À la source des fake news, l’interdépendance presse/réseaux sociaux

À la source des fake news, l’interdépendance presse/réseaux sociaux

En 2016, après le Brexit et l’élection de Trump, les fake news font leur apparition médiatique. Facebook et Google sont mis au ban. Si ces fake news font soudain polémique, c’est parce qu’une relation d’interdépendance s’est installée entre réseaux sociaux et médias.

Temps de lecture : 12 min

2016 aura été une année compliquée pour Facebook et Google.

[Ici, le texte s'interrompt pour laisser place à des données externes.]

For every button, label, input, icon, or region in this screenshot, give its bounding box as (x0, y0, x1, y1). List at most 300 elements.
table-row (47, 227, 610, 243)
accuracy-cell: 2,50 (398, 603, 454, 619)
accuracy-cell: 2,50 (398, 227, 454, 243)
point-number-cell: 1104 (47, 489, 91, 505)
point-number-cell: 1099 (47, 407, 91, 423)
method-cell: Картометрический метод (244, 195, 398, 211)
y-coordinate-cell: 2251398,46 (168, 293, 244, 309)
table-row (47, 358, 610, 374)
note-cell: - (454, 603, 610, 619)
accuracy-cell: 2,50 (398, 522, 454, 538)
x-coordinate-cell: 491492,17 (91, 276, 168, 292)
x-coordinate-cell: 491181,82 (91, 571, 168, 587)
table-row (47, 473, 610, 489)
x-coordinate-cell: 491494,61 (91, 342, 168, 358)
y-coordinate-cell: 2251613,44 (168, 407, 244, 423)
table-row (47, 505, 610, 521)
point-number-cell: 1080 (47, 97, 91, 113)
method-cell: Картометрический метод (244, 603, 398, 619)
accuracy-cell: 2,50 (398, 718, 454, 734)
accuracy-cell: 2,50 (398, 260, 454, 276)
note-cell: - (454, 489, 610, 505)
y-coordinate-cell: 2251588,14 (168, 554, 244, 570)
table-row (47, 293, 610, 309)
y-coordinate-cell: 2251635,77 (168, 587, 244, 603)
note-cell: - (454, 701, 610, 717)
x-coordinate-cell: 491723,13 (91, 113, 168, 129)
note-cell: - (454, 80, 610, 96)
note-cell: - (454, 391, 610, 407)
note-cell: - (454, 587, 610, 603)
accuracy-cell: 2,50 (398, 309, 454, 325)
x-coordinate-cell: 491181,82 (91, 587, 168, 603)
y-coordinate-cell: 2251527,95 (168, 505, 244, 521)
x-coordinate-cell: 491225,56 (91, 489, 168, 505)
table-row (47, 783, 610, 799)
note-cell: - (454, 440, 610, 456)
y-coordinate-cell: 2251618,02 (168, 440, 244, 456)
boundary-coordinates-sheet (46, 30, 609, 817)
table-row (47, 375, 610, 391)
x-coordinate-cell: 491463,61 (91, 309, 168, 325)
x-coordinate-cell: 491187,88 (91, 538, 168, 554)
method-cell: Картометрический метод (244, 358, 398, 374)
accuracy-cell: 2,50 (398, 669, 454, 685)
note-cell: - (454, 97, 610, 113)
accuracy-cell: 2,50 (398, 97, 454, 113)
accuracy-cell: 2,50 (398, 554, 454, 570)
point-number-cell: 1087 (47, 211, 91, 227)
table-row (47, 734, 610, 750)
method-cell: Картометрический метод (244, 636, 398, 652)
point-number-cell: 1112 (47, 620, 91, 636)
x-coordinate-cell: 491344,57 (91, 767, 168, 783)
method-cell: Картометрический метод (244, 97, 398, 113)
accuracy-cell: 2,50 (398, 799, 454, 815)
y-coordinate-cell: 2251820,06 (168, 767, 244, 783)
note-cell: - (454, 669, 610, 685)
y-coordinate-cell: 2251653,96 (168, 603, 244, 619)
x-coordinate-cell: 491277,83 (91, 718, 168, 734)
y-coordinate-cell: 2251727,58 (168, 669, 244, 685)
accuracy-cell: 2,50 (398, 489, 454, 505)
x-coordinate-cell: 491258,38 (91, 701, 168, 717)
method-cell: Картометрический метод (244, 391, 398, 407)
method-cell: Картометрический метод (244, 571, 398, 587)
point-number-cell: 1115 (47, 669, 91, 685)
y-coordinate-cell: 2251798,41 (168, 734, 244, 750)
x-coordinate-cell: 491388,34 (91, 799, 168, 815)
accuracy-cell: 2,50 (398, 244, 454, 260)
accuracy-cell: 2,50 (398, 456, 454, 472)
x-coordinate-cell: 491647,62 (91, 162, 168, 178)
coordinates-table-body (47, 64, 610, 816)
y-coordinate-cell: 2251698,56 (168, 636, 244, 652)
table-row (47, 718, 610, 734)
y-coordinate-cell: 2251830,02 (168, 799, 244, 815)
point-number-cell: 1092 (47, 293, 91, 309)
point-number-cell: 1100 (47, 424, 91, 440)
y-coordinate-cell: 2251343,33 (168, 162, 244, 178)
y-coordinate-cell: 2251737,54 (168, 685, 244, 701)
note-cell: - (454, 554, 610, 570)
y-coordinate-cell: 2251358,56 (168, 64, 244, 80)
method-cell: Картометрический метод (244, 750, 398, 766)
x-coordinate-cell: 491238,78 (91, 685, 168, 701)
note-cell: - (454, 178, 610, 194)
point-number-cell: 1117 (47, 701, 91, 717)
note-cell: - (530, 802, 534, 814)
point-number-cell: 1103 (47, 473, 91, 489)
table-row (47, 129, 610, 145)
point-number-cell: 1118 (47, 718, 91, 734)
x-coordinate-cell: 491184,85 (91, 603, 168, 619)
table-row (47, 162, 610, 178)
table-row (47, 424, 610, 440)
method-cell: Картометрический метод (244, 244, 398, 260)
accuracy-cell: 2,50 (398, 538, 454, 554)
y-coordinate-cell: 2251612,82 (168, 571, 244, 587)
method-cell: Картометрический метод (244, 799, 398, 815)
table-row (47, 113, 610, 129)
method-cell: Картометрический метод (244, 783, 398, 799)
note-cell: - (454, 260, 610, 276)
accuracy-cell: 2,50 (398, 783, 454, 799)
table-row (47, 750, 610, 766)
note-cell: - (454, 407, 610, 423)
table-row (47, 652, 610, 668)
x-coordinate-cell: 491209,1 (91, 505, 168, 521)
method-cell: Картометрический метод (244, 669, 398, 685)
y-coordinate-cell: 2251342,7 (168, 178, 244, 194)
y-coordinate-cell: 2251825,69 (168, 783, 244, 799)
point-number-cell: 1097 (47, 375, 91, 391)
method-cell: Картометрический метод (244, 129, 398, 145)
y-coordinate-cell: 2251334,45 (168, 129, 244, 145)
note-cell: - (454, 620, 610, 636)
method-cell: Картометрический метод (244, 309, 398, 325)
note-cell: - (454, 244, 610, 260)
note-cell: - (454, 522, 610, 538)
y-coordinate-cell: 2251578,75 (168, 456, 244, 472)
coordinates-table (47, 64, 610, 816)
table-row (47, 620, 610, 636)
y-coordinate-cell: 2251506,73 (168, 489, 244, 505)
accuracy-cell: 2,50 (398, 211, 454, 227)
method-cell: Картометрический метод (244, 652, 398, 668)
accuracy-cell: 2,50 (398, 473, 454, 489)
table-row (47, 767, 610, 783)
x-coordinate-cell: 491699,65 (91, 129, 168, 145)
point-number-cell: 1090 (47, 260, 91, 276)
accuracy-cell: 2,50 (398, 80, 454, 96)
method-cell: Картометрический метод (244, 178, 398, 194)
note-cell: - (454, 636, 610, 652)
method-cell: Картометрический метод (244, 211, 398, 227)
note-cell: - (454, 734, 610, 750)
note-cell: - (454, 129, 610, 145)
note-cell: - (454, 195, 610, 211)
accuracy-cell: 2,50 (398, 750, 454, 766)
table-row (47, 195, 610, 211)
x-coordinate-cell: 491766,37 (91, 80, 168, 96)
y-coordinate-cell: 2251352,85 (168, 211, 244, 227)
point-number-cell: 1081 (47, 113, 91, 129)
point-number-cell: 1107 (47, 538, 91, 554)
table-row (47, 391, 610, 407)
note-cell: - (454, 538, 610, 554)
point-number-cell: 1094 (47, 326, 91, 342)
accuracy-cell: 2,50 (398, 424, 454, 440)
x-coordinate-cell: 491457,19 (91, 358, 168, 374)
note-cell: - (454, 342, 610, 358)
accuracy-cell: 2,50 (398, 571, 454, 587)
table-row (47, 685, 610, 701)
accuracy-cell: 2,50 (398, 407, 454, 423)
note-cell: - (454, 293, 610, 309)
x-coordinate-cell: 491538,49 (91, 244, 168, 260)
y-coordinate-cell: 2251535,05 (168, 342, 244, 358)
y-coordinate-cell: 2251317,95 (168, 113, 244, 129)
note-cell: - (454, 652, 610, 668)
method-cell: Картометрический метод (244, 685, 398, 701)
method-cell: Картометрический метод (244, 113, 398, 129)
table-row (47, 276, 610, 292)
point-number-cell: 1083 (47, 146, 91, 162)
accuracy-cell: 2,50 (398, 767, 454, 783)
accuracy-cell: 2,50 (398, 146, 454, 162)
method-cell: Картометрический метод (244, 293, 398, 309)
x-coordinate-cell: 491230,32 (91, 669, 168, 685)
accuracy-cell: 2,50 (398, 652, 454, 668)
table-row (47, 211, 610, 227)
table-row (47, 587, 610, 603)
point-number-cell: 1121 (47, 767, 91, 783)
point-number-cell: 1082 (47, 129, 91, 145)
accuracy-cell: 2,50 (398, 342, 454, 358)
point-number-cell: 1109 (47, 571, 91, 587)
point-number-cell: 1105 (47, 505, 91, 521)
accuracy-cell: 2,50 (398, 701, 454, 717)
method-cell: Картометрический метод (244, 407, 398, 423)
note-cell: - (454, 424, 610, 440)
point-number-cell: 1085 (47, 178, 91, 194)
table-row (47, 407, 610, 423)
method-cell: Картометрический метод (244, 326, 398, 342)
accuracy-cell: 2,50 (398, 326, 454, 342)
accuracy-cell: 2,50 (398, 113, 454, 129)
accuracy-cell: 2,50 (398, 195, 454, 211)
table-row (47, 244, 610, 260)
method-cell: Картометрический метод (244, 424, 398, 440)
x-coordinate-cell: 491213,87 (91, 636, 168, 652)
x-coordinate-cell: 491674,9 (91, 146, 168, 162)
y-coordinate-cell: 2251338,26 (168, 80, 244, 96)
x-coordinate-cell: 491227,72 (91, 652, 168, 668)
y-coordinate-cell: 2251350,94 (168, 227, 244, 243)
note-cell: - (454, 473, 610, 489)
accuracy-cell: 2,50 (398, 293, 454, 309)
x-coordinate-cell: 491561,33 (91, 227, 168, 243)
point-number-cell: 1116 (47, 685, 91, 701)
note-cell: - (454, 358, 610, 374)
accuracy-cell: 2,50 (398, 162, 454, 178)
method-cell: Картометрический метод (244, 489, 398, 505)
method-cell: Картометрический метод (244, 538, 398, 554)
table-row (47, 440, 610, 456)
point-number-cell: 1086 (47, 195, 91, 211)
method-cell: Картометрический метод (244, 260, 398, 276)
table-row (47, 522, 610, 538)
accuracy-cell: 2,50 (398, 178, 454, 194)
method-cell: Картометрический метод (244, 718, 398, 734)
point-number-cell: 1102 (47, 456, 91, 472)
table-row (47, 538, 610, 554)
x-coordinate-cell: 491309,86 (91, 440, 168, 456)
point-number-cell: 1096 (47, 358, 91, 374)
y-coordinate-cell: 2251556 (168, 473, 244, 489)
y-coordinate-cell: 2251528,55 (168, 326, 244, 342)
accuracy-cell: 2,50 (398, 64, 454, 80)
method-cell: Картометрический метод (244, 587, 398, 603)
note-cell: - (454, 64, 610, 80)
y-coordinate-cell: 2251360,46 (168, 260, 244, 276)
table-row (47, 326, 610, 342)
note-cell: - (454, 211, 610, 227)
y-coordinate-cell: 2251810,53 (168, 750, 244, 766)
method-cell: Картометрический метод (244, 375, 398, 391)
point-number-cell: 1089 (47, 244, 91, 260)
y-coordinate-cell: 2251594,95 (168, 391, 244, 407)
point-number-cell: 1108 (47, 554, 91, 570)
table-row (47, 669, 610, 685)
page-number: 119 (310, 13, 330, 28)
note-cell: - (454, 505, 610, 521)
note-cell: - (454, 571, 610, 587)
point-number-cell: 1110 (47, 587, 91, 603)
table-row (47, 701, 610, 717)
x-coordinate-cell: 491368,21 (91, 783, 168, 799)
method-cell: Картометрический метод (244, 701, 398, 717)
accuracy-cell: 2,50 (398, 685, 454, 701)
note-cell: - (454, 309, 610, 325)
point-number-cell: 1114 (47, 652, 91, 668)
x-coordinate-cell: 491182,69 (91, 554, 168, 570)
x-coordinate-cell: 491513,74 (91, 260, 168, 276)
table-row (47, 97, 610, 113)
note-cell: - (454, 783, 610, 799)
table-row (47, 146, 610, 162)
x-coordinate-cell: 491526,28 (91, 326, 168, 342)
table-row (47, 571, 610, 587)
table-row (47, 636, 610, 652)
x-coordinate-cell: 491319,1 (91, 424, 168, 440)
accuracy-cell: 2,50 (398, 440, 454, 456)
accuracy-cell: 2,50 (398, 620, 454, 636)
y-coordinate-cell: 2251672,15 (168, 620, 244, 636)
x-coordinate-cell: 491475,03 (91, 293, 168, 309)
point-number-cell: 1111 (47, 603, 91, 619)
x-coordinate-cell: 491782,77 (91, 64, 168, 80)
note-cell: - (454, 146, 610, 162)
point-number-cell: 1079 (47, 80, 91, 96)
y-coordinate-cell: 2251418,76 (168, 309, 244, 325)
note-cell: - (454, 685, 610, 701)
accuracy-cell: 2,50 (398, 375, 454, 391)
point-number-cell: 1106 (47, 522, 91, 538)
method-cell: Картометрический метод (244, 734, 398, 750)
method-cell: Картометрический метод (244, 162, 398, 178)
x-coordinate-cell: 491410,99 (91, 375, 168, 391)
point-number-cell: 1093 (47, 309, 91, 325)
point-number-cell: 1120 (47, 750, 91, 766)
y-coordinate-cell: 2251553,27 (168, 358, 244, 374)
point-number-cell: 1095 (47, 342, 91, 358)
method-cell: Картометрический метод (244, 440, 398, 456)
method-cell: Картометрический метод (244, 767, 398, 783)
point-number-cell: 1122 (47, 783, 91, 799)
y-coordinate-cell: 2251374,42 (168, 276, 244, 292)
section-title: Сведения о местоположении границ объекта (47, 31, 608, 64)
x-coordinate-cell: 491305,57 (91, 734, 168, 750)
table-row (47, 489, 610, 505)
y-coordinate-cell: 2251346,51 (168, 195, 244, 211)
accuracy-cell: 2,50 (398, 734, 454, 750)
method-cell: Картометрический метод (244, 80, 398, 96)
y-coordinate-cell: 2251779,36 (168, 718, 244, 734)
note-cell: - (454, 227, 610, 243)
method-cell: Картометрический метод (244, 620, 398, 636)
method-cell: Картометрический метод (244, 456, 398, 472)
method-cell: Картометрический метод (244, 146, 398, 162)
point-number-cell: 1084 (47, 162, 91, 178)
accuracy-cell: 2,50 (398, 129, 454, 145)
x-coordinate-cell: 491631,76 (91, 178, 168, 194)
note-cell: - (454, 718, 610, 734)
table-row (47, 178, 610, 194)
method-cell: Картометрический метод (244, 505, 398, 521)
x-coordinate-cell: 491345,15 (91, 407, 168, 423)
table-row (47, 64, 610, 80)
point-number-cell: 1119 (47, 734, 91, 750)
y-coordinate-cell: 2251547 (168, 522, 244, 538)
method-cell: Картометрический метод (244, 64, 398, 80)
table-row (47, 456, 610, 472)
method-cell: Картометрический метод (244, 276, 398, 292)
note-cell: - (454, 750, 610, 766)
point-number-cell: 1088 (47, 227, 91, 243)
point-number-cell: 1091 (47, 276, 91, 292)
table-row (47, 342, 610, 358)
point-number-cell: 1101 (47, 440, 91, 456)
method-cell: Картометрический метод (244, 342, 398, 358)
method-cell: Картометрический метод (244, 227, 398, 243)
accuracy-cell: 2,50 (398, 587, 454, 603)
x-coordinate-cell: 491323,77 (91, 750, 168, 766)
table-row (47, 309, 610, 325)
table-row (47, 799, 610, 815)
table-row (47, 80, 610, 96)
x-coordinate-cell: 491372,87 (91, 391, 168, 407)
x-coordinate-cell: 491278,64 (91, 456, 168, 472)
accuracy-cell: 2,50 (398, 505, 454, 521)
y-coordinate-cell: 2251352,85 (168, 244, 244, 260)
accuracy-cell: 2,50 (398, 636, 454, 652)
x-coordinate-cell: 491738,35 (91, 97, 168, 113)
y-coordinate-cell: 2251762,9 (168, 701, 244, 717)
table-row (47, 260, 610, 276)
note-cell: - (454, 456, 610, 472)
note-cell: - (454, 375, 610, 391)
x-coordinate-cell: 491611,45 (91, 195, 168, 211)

Critiqués par beaucoup de médias traditionnels pour leur passivité face au phénomène des fake news(1), les deux grands acteurs du numérique ont réagi rapidement en promettant de lutter contre la circulation de ces « fausses nouvelles ».

 

Pourquoi une telle réaction de la part d’acteurs si puissants ? Et,alors que les intox en tout genre ont toujours circulé sur Internet, pourquoi les médias traditionnels ont-ils attendu 2016 pour se soucier de ces « fausses informations » ? C’est qu’entretemps, la presse et les grands acteurs du numérique ont noué une relation d’interdépendance. Si la presse s’estime dépendante des Facebook et Google, ces derniers estiment avoir tout autant besoin des médias traditionnels. C’est cette interdépendance qui est aux sources de la polémique des fake news et qui explique les actions promises par les géants du numérique, par ailleurs assez diverses. Analyse.

 

2015 : l’année où les réseaux sociaux sont devenus des médias

C’est une considération qui fait l’unanimité : la presse a besoin des réseaux sociaux (et des moteurs de recherche). Cette certitude, appuyée par quantité d’études montrant que les internautes s’informent de plus en plus sur les réseaux sociaux, est devenue quasiment une doxa, une considération indiscutable. Pourtant, si la presse, notamment écrite, dans la mesure où les éditions papier subissent d’importantes pertes d’audience année après année, a effectivement besoin de ces relais d’audience que sont les réseaux sociaux et moteurs de recherche, les acteurs dominants de la conversation numérique (Facebook, Google, Snapchat ou Twitter) ont tout aussi besoin de la presse.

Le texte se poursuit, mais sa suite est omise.